Trump spoke about the dangers facing the country today, from poverty to crime and runaway jobs, and vowed that those forgotten by the current system will remain forgotten no longer.
Eventually his speech turned to issues of foreign policy: “For many decades, we’ve enriched foreign industry at the expense of American industry, subsidized the armies of other countries while allowing for the very sad depletion of our military.”
Trump returned his overarching narrative of an America in decline, this time attacking the state of the country’s military forces. While Trump is correct in that the military has depleted since the pinnacle of the conflicts in Iraq and Afghanistan, the US still spends more on its military than the next seven countries combined, including China, Russia, and the United Kingdom. By all means, the US still has the most capable military force in the world.

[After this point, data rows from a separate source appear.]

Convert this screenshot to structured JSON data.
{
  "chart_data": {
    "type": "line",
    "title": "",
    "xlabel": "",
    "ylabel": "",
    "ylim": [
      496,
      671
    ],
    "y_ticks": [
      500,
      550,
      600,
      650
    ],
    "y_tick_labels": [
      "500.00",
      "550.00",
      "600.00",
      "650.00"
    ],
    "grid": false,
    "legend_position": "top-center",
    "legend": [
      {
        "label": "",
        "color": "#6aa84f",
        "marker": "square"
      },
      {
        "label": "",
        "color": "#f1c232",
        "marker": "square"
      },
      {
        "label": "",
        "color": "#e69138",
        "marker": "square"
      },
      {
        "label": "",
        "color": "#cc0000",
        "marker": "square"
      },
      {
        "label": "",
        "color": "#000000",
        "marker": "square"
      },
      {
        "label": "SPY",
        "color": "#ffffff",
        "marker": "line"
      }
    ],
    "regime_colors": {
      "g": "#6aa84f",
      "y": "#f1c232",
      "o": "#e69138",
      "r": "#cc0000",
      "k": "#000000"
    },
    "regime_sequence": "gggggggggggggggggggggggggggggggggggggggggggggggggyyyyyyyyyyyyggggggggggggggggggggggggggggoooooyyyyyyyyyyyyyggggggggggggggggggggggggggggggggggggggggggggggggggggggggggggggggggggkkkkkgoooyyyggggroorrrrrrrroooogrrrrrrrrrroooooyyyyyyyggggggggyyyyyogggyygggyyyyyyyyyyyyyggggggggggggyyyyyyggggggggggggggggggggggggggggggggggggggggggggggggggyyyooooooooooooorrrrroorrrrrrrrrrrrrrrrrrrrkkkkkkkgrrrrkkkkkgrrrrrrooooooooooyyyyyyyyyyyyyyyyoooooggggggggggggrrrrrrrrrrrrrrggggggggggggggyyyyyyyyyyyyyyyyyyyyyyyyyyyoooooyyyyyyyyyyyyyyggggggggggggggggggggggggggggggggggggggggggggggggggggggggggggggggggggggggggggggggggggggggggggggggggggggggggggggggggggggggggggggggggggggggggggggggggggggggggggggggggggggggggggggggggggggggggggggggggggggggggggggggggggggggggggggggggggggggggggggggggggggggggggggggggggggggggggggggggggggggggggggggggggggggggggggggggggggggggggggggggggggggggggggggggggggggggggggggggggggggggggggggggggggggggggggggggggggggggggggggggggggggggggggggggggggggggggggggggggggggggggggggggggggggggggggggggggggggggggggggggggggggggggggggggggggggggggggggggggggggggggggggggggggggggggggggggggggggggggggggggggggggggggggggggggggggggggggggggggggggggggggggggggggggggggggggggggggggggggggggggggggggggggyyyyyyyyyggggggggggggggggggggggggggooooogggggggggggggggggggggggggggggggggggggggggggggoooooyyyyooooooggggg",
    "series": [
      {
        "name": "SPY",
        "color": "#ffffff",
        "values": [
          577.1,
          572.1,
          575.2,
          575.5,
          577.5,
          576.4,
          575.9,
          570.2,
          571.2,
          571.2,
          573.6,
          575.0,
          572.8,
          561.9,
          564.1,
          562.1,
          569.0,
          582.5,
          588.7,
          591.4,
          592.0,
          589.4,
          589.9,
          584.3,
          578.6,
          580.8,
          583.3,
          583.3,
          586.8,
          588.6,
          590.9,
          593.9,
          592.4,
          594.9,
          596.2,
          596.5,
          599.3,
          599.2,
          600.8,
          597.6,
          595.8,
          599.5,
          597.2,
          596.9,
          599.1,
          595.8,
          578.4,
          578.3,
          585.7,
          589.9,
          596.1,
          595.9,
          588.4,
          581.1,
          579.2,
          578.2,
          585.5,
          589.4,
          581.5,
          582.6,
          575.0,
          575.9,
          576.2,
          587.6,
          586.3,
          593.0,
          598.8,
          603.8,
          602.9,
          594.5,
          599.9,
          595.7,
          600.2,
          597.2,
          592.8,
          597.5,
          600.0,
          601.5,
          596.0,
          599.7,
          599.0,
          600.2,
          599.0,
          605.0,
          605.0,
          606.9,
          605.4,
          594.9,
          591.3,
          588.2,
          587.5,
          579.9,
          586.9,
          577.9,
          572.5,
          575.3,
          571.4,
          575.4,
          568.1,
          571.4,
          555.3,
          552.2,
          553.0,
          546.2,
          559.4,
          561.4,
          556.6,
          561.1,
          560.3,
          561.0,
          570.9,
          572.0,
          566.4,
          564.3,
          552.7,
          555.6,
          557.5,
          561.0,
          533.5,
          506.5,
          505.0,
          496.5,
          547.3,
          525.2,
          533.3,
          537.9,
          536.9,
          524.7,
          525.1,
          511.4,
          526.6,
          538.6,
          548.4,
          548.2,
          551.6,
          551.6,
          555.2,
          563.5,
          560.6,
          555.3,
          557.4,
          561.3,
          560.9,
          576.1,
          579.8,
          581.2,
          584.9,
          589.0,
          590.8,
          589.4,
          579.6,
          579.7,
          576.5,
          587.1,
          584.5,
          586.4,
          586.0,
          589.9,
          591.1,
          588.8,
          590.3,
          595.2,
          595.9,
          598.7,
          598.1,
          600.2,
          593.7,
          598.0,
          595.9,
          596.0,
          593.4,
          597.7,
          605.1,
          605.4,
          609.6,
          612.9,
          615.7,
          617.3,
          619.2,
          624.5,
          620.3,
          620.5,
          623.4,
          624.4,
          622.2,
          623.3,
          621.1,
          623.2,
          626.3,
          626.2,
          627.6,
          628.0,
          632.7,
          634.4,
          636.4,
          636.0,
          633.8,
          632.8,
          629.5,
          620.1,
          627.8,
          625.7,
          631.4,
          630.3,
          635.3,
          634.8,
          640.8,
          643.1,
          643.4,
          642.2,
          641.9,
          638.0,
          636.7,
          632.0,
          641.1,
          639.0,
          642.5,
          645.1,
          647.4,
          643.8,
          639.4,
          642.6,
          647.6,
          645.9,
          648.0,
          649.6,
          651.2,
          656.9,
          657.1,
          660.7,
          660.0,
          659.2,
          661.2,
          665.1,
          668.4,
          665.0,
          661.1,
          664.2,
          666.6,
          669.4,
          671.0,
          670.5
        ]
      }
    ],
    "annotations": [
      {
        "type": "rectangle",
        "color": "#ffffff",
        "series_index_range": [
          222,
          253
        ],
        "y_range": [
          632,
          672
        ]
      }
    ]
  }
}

The well-being of the middle class was also central to Trump’s speech, particularly their decline in wealth, which the president says has been “ripped” from them, and “redistributed all across the world.” The middle class in the US has been on the decline, with a majority of Americans now falling into either the lower class or upper class.
Throughout the speech, Trump often returned to his various campaign slogans, with phrases such as “From this day forward, it’s going to be only America first, America first,” and, “America will start winning again, winning like never before.”
“Together, we will make America strong again,” said Trump in his closing remarks. “We will make America wealthy again. We will make America proud again. We will make America safe again. And yes, together, we will make America great again.”